The 10-year Treasury is seen as the fixed income bellwether and generally a barometer for where the economy is headed as well as interest rates. Even with Wednesday’s rally in yields, a 1.29% Treasury is not expressing a lot of confidence in the future growth trajectory.

“Our view is growth and inflation moderate,” said Michael Collins, senior portfolio manager at PGIM Fixed Income. “I don’t care what growth and inflation looks like this year, what matters to our forecast of the 10-year Treasury is what it’s going to be like over 10 years. And I think it’s going to go back down. That’s the world we live in.”

The reference is to a below-trend growth environment with interest rates well below standard.

As the economy has grown out of the government-imposed pandemic shutdown, GDP has been well above the 2% or so trend that had been prevalent since the end of the Great Recession in 2009. The Covid recession was the shortest on record, and the economy has been a rocket since mid-2020.

But Collins expects the modest-growth world to return, and for investors to keep yields well within that a subdued range.

“The U.S. is going to continue to be a leader in global growth and economic dynamism,” he said. “But 1.5% to 2% is our speed limit on growth unless we have some productivity miracle.”

Measuring inflation’s impact

The looming question, then, is inflation.

Consumer prices rose a lofty 5.4% in June while the prices producers receive spiked 7.3%. Both numbers indicate continued price pressures that even Federal Reserve Chairman Jerome Powell acknowledged have been more aggressive and persistent than he and his central bank colleagues had expected.

While the slide in yields indicates that least some of the worry has come out of the market, any further signs that inflation will stick around longer than policymakers expect could change investors’ minds in a hurry.

That’s because of the swirling dynamics that threaten to raise that stagflation specter.

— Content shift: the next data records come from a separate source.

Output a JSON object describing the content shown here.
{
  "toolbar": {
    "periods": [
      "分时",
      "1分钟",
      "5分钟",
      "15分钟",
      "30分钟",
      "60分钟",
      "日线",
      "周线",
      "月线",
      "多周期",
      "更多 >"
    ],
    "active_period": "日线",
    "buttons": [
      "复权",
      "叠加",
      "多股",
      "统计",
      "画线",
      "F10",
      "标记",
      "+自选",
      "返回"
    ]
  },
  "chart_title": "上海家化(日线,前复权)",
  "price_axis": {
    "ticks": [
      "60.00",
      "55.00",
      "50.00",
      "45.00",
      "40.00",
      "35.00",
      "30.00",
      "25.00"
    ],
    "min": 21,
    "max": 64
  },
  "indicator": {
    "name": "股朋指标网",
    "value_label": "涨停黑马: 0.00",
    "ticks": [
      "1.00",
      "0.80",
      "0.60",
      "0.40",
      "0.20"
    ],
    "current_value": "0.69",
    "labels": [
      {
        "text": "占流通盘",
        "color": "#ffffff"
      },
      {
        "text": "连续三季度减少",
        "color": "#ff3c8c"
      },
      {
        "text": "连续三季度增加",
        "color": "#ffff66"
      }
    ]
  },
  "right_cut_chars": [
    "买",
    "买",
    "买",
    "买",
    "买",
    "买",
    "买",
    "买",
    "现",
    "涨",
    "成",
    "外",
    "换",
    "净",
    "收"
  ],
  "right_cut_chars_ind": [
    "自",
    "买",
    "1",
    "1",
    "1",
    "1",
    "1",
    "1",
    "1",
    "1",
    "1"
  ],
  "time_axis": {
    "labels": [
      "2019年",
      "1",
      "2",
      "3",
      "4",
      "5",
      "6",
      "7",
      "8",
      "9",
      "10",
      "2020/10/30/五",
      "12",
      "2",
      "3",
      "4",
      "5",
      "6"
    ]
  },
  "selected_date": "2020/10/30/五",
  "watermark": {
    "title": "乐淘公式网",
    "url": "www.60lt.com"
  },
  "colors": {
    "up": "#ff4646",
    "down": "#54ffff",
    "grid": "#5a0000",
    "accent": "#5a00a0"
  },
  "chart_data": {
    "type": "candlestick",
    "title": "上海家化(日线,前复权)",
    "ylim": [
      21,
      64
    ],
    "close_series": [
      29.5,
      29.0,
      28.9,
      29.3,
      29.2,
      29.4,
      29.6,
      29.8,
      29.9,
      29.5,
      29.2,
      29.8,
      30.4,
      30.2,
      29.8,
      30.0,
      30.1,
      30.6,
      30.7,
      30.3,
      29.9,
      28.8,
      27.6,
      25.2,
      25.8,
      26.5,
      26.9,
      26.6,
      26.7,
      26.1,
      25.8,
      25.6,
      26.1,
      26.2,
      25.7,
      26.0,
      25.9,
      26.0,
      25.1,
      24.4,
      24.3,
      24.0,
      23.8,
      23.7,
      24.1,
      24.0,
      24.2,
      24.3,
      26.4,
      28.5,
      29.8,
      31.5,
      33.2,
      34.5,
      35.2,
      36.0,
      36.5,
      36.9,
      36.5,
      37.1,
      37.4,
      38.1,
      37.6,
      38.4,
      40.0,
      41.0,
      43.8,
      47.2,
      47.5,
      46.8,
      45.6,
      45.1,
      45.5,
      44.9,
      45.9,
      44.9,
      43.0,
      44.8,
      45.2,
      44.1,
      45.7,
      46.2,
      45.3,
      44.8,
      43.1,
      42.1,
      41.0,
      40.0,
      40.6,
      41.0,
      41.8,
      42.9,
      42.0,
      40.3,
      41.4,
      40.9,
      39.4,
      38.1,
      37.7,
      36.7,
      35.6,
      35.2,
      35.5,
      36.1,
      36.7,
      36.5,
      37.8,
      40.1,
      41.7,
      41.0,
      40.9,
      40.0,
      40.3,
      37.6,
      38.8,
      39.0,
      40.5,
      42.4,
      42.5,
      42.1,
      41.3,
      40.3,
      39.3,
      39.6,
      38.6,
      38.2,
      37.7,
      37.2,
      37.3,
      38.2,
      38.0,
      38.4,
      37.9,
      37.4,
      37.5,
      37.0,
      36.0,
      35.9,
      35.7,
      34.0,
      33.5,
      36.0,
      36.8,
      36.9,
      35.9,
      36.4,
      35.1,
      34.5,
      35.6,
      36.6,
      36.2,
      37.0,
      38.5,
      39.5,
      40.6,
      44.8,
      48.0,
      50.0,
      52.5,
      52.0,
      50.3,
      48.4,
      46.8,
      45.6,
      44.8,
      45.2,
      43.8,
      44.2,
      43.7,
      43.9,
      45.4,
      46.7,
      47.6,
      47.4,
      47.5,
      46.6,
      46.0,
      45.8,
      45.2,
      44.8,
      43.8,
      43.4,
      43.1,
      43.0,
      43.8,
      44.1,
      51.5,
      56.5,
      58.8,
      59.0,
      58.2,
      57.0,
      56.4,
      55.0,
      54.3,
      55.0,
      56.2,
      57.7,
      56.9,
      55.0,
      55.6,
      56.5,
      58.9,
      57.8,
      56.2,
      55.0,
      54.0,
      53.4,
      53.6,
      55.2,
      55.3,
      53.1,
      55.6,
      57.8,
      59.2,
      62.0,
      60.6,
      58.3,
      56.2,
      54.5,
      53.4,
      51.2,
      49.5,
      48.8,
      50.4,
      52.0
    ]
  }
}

The biggest growth concern right now centers on the threat that Covid-19 and its delta variant pose. Slowing growth and rising inflation could be lethal for the current investing landscape.

“If the virus begins to spread rapidly again, that would curtail economic growth and prolong the inflationary supply chain disruptions that have affected so many industries including semiconductors and housing,” said Nancy Davis, founder of Quadratic Capital Management and portfolio manager of the Quadratic Interest Rate Volatility and Inflation Hedge Exchange-Traded Fund.

“Stagflation is an even bigger risk for investors than inflation,” Davis added.

Collins, though, said he sees the current 10-year yield as trading around fair value considering the circumstances.

The Treasury market is often far more deliberate than its equity-focused counterpart, which can swing wildly on headlines both good and bad. At its current level, the bond market is taking a cautious view on what’s ahead.

With the stock market’s sensitivity lately to what’s been happening in bonds, that could mean some volatility on the equity side.

“Given what’s happened over the last 18 months and the problems much of the world faces over the next 2-3 years, a 1.2% 10-year is understandable,” wrote Nick Colas, co-founder of DataTrek Research. “It doesn’t mean equities are fated to have a tough remainder of 2021, or that a crash is imminent. It does mean that Treasuries have a healthy respect for history, especially the last decade’s worth of subpar U.S. inflation.”